Even when I draw this I can't figure what they are.
Note: I just want to understand how to find the new limits, I'll calculate the rest by myself.
For each $\theta$, you need to integrate from the vertical line $x = \frac{1}{2}$ to the circle $r=1$. The upper limit is obviously $1$.
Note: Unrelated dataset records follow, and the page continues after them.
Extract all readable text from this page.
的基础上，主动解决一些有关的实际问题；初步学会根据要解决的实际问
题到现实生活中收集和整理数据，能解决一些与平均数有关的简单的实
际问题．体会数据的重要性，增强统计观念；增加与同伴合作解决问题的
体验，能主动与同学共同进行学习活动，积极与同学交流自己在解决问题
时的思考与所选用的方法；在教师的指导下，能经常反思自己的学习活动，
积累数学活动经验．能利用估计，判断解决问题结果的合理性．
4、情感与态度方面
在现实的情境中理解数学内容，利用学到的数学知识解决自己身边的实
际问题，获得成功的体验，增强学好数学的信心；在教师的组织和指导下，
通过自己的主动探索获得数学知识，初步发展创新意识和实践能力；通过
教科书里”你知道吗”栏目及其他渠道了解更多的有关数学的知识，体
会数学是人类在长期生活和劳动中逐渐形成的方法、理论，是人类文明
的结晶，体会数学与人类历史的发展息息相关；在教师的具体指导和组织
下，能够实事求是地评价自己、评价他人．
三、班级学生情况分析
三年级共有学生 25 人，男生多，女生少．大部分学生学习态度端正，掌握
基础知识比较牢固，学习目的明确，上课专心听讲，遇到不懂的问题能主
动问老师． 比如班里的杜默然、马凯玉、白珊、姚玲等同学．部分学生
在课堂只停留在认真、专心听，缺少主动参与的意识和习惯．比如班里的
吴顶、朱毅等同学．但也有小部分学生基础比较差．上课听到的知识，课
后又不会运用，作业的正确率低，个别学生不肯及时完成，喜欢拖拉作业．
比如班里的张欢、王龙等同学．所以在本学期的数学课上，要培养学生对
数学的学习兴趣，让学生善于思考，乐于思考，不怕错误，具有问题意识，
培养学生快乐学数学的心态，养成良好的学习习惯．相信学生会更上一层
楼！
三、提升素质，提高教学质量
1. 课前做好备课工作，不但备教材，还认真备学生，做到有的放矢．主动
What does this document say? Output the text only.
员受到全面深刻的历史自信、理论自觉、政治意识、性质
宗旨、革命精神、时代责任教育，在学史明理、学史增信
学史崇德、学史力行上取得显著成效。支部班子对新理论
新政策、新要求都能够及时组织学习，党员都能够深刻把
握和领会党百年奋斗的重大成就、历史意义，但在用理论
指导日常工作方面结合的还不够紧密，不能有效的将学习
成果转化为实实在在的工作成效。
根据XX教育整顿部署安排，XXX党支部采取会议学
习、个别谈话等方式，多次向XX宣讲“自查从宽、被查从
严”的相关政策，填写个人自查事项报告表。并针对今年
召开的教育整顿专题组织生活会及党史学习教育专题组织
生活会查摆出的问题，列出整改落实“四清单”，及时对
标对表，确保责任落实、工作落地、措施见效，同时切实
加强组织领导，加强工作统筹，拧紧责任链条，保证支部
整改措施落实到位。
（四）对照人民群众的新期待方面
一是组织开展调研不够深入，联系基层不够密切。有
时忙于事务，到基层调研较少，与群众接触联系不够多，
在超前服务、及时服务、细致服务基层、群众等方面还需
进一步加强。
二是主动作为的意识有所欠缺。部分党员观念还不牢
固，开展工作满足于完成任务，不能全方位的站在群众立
As for the lower limit, the equation $x=\frac{1}{2}$ translated to polar coordinates becomes $$ r \cos\theta = \frac{1}{2} \implies r = \frac{1}{2\cos\theta} = \frac{1}{2}\sec\theta $$ This means that $$ D = \left\{(r,\theta)\mid \frac{\pi}{4} \leq \theta \leq \frac{\pi}{3},\ \frac{1}{2} \sec\theta \leq r \leq 1\right\} $$